ML-Pipelines architecture and implementation for paraphrasing and voice cloning

These details have not been verified by PyPI

Project links

repository

Project description

`chara`

Chara is a collection of research scripts that are primarly used to create characters.

Currently, two branches are covered:

Paraphrasing. This is used to paraphrase the outputs of Kaia so that they match to the personality of the character. The pipeline will take the replies from the assistant, take the previously generated paraphrases from Avatar server, determine which replies need more coverage, paraphrase them and upload the results back to the Avatar server. All you need to do is to define the characters and their personalities. Under the hood, this system generate the paraphrases for arbitrary grammatron Templates, which can be used elsewhere: e.g. we also use it in natural-language understanding research.
Voice cloning will help you to create character's voices. It will take the voice sample of your character, then the GPU-requiring zero-shot voice cloner generate an hours-long dataset of phrases, and then the lightweight Piper model will be trained on this dataset.

Both systems support different languages. Currently German, English and Russian are implemented, others can be added with some additional effort.

For the detailed description of these project, please consult the README.md files in the respective directories.

General concepts

chara infrastructure offers a way to write the reproducible, maintainable and deliverable research. Traditionally, the research is often done in notebooks, and while they are very handy for research, they are also terrible in production. It's hard to pass the parameters to the notebook, or to write a unit tests for it, or to call one notebook from another, etc. Hence, the code is often rewritten as a pure Python, but then it loses the benefits of the notebooks: visualizations that may still be useful in production for the quality control. Also, after the conversions, the intermediate values are no longer cached in memory, and so if your several hours long pipeline gives incorrect result in the end, it's not possible no understand why. Also, it's impossible to fix the bug and restart the pipeline from the partially computed state.

I've been suffering from these problems for quite awhile, and chara became a simple and efficient solution. First, foundation_kaia.logger provides a logger that can consume plots, dataframes and ipynotebook widgets and output them to the HTML files. This way you can still enjoy your intermediate visualizations, copied straight from notebooks.

Second, chara offers the caching infrastruture, seamlessly build over the functions call.

Caching

If you need to cache the results of the function(*args, **kwargs), just write Chara.start(folder), and then Chara.call(function)(*args, **kwargs). This will cache the returned value of function in the folder, so if the function is called again, the value will be restored and function won't be called again. If function calls other functions inside with Chara.call, the subfolders with the interpretable names will be created to cache the results of the internal calls. In case something went wrong, you can invalidate the cache: invalidate_self(path) will invalidate the result of the function's call, but not the results of the inner calls, while invalidate_down will reset the associated cache completely. Also, these functions remove the caches of all the functions called after the desired path, and remove the cached results of all the function up on the stack, so basically this corresponds to "repeat the pipeline from the selected place".
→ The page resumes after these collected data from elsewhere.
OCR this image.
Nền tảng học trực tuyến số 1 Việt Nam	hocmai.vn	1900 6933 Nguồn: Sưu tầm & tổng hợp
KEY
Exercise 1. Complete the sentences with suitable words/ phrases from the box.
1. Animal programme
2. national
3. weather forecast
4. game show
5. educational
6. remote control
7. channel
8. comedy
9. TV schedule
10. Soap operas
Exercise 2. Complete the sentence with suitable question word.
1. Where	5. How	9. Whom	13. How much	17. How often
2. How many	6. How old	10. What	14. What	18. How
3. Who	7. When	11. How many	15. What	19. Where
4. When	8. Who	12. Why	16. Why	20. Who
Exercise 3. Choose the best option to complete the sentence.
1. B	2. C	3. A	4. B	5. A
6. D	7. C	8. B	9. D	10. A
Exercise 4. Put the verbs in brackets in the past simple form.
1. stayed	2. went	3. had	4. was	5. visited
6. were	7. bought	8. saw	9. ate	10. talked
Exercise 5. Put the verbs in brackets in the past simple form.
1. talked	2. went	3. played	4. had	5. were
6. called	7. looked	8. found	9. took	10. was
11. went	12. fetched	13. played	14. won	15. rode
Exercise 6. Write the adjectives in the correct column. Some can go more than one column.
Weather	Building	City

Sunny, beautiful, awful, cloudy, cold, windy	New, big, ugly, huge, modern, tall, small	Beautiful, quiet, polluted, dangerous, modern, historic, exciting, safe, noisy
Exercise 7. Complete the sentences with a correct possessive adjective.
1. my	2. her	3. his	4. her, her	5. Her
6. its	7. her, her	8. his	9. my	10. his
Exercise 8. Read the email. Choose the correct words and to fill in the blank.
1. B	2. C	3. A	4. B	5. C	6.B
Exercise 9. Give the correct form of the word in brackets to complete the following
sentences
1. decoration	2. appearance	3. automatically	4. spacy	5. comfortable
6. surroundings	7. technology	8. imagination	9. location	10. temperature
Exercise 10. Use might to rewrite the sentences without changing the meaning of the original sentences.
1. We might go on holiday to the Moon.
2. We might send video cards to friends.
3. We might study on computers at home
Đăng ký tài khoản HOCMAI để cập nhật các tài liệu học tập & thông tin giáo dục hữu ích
Obviously, caches need a bit of architectural redesign of the code, e.g.

If the code is called with the different parameters, the folder needs to be changed or reseted
The code shouldn't have branching on the Chara.call calls. If you need to conditionally run the function, call it anyway and return None.

In addition, you may use the Chara.phase decorator to subdivide a function without extracting functions from them:

def function(argument):
  
  @Chara.phase
  def first_formula():
    return argument + 1

  first_result = Chara.last.result
  
  @Chara.phase
  def second_formula():
    return first_result * 2

  second_result = Chara.last.result
  return 1 / second_result

This will create two caches, for the first_formula and the second_formula, and store the intermediate values there.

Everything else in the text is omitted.